QuoStar’s 10 Year Anniversary: 10 lessons we’ve learnt
August 4th, 2015
2015 is QuoStar’s 10th anniversary. We have come a long way from a shoe-box office with no windows and no clients to where we are today. We have learnt so many lessons as we’ve probably hit most bumps in the road along the way. However, I wouldn’t change that as that experience is what makes you stronger, more capable and I believe a better person.
I was asked after 10 years in business what lessons had I learnt whilst chatting with a friend who is looking to start his own business. I could list hundreds but here are 10 key lessons I’ve personally learnt along my journey to date:
1. Don’t chase the money
Do what you love and the business and the associated benefits will come. Even if you are adding an additional product or service into your organisation you have to be passionate about it. If you aren’t your teams won’t be and you can be sure that your clients won’t be. The passion has to come from the very top, passion sells.
2. Hire slowly and address issues quickly
Good people can deliver 3 times the return of a normal hire. Bad people 3 times less. If your interviews last 5 hours or a day, or more – that’s fine. Be sure and plan your hires, as far in advance as possible. When networking, don’t just look for business, look to meet people you like, value, trust and respect. People you could maybe one day employ. Employ staff who are willing to develop themselves outside of the 9 to 5. Being the best takes more work than normal – make sure you reward that. In my view, you should like every member of your staff, and they should all be of equal importance in your eyes. If they aren’t then something is wrong, address it.
3. Don’t think your staff know how much you appreciate them
Make sure ‘you’ tell them. Developing your staff develops you just as much as them, from a business and personal perspective. Everyone in your business adds value. Be sure that you don’t allow a hierarchy that allows others to look down on anyone else. Personally, I hate personal offices and make sure I move around the office, so I can feel the business and know all of my people.
4. Manage expectations
If you say you’ll do something, no matter how small – do it. It’s so easy to procrastinate as a business leader as there is so much to do. Pay attention to both staff and clients, return calls on time and be careful not to let emails fall off the radar when someone is wanting or expecting a reply. Over time, even the slightest failures can build up, no matter how good you or your business are. Everyone’s perception is their reality. Take time to put yourself in other’s shoes.

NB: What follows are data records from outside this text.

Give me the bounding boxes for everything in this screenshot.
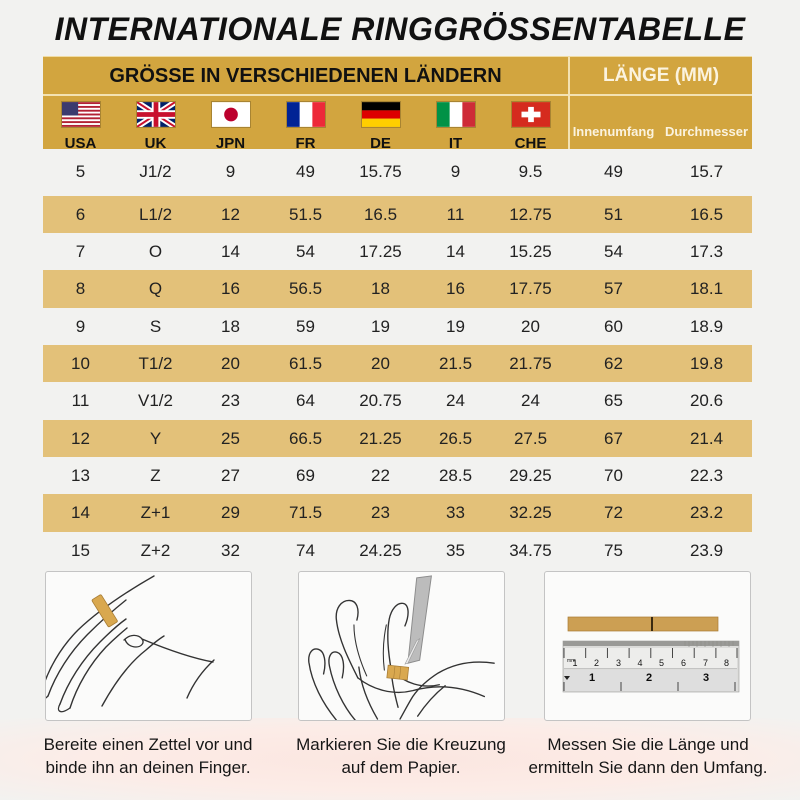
svg-text:7: 7 (703, 658, 708, 668)
svg-text:2: 2 (594, 658, 599, 668)
svg-text:3: 3 (703, 672, 709, 684)
svg-text:4: 4 (638, 658, 643, 668)
svg-text:1: 1 (589, 672, 595, 684)
svg-text:6: 6 (681, 658, 686, 668)
svg-text:3: 3 (616, 658, 621, 668)
svg-text:5: 5 (659, 658, 664, 668)
svg-text:2: 2 (646, 672, 652, 684)
svg-text:8: 8 (724, 658, 729, 668)
svg-text:mm: mm (567, 658, 575, 664)
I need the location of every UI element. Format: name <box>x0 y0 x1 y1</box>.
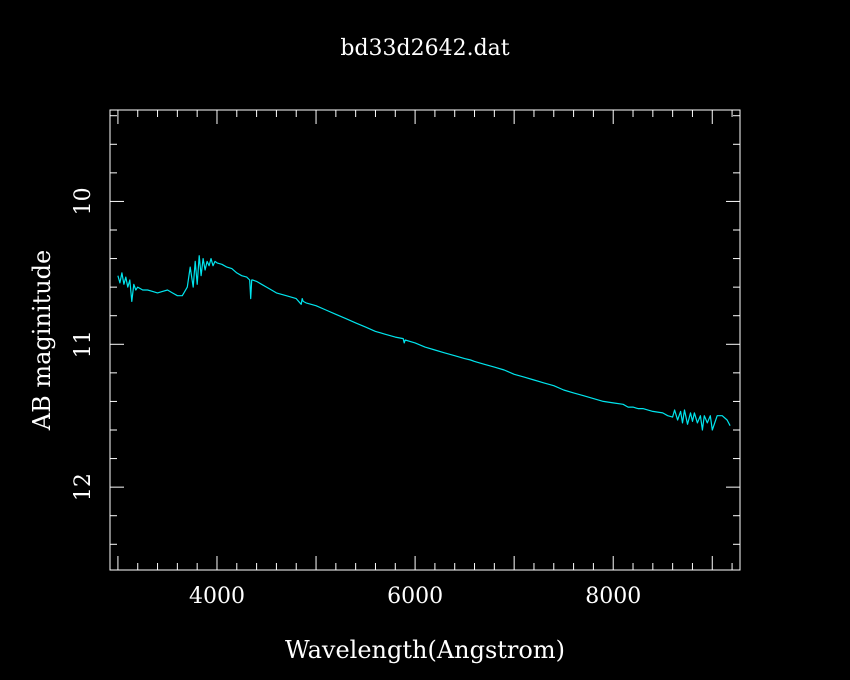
y-tick-label: 12 <box>71 473 96 501</box>
axis-tick-labels: 4000 6000 8000 10 11 12 <box>71 187 641 609</box>
x-tick-label: 6000 <box>387 584 443 609</box>
x-tick-label: 8000 <box>585 584 641 609</box>
y-tick-label: 11 <box>71 330 96 358</box>
x-tick-label: 4000 <box>189 584 245 609</box>
series-line-spectrum <box>117 255 731 431</box>
y-axis-label: AB maginitude <box>28 250 56 432</box>
x-axis-label: Wavelength(Angstrom) <box>285 636 565 664</box>
chart-title: bd33d2642.dat <box>340 36 509 61</box>
plot-frame <box>109 109 741 571</box>
y-tick-label: 10 <box>71 187 96 215</box>
axis-ticks <box>110 110 740 570</box>
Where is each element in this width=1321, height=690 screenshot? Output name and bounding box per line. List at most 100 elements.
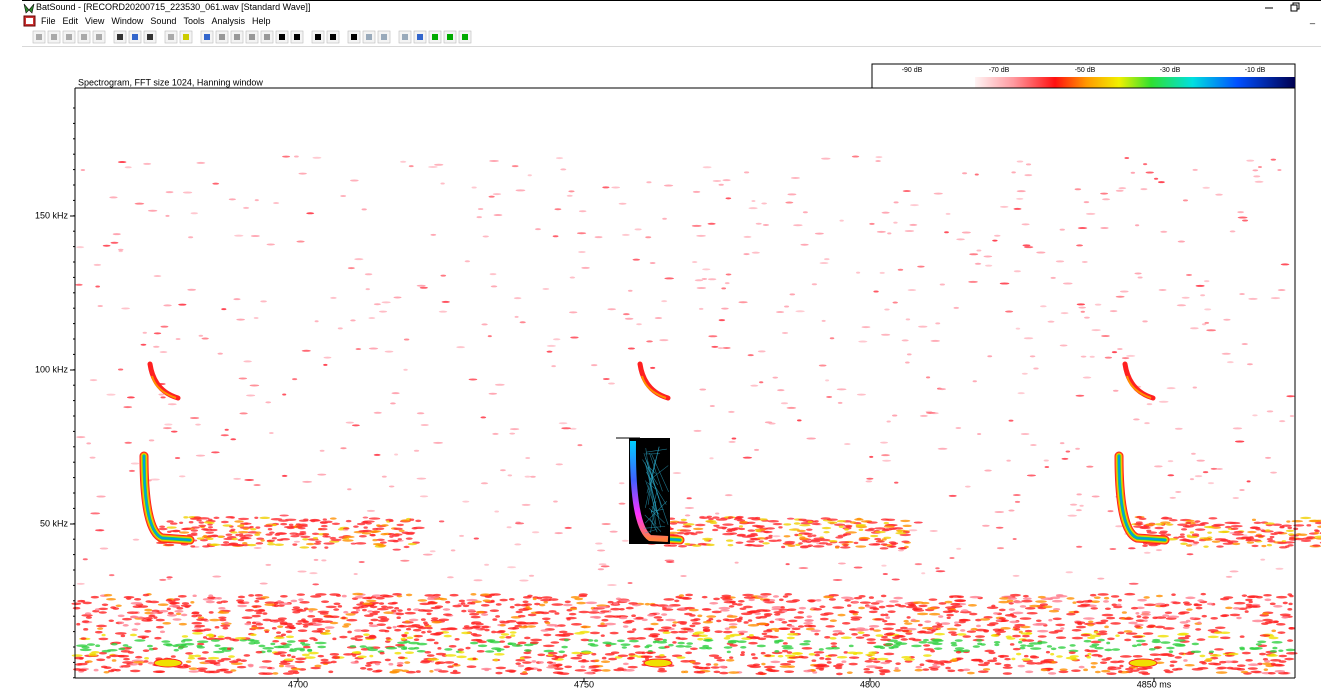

5. Never lie to a client, a prospect or a member of staff
Business is complicated enough without carrying that baggage. Take business personally but be prepared to take some pain – people are fickle and can turn on you in a second. The old phrase “there are no friends in business” is ‘mostly’ true. However, in my view, it’s best to place trust in others than to withhold it, just go in with your eyes open to what could happen.
6. Don’t have an ego
Be confident in yourself but never be arrogant. There’s always someone better than you out there so get over yourself. I still remember people who were rude or condescending when I started off, you never forget it. Do show respect to those businesses who are just starting as one day you may want them as a client. Don’t network on a business level thinking about what others can do for you. Look to meet people you like and people who like and understand you. If you help others with your experiences and expertise then they’ll do the same. If they don’t then just accept it and don’t worry about it as you don’t have time to harbour negativity.
7. You can’t be a master of everything
Even if you can, you can’t grow a business like that. It’ll affect you and those you employ. Along the same lines don’t blame others if things aren’t going right; you are most likely to be to blame if you really break it down. On the flip side if things are going well it’s probably down to someone else – make sure you recognise that.
8. There is no such thing as a work/life balance
Something has to give and it’s down to you to make a conscious decision on what. If you are sacrificing now then be working towards something that gives you time later on – but set a date that it needs to happen. Use your work diary for home and business – invest your time in both. Personally, I no longer work on a weekend, except for maybe an hour on a Sunday night, however, for the first few years of business, I was working at least 70 hours a week. I’d be surprised if anyone can get a new business off the ground with little commercial experience on 40 hours a week.
9. Don’t moan about clients or anything else in your business
Your staff pick up on that and one day you’ll want to change that pattern. You’ll appreciate that people are different and you are probably to blame for their perception. If you really are right to moan then let that client go as it’s not doing you, your staff, your reputation or the client any good.
10. If you can’t measure all areas of your business you can’t manage them
Ensure you can measure and set KPIs across your business. If you don’t have accurate data and can’t report on it then making decisions comes down to gut feel. Sure, that may work for a good deal of the time but the advantage comes from upping the percentage of good decisions. Going forward real-time data and reporting becomes invaluable.
So, on my now starting my next 10 years…. I’m sure I have plenty more to learn. I’m happy with that as I guess if you aren’t learning you aren’t doing anything new.